Bei all diesen Aktivitäten lässt Assassins Creed: Origins auch technisch die Muskeln spielen. Das historische Ägypten ist eine der schönsten, abwechslungsreichsten, buntesten Welten der Spielegeschichte. Ein Meisterwerk, insbesondere in 4K auf einem möglichst großen Fernseher (getestet wurde die Version für die PS4 Pro). Deutlich schwächer ist da allerdings die deutsche Synchro, die zudem beim ersten Spielstart erst heruntergeladen werden muss - auch der Disk befinden sich nur die englischen Audiodateien. Für Spieler mit schwachen Internetleitungen ist das durchaus ein Ärgernis, auch wenn das Paket nur gut 500 Megabyte groß ausfällt.

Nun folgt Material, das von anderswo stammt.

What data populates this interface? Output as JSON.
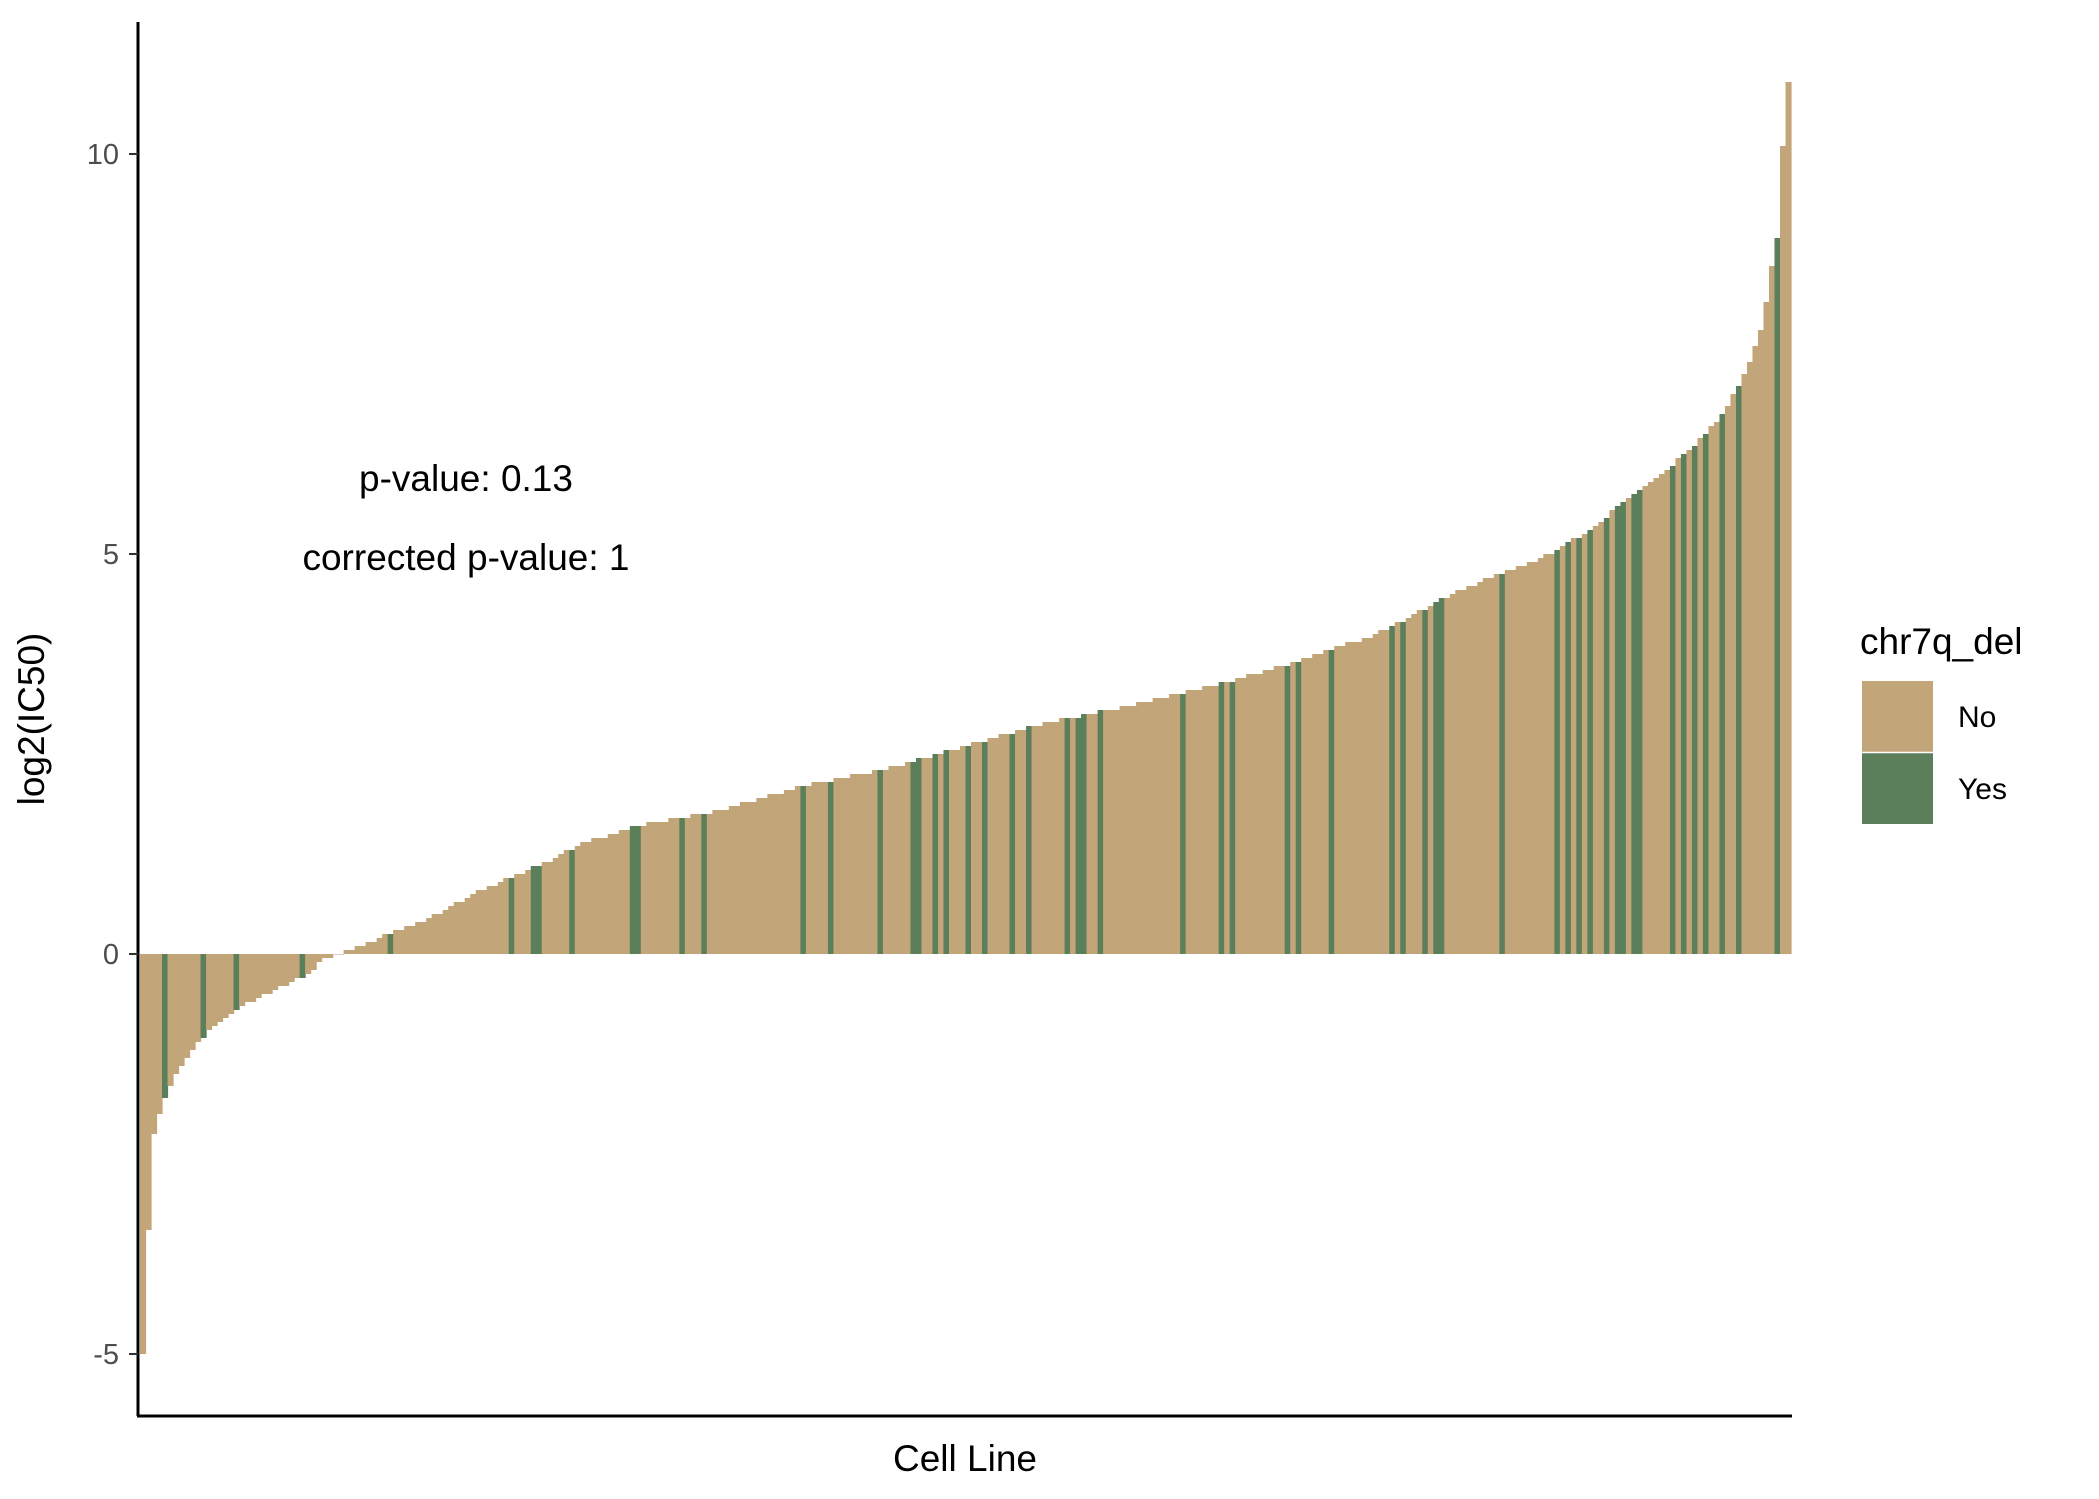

Doch das ist schnell vergessen, wenn man sich auf Entdeckungsreise im alten Ägypten begibt, ganz und gar in diese faszinierende Welt eintaucht und beim Spielen völlig die Zeit vergisst. Zumindest so lange, bis die in der Reihe obligatorischen Spielabschnitte kommen, die in der nahen Zukunft spielen und die ein ums andere Mal nicht nur spielerisch irrelevant sind, sondern den Spieler auch aus der spannenden Vergangenheit reißen. Warum diese Abschnitte, deren spieleübergreifender Plott schon lange niemanden mehr interessiert (auch weil ihn kein Mensch mehr versteht), nicht einfach weggelassen werden, weiß auch nur noch Ubisoft.
Doch das alles sind nur kleine Ungereimtheiten am Rande. Im Kern ist „Assassins Creed: Origins“ die glanzvolle Wiederauferstehung einer Spielereihe, ein Meisterwerk, das man sich nicht entgehen lassen sollte.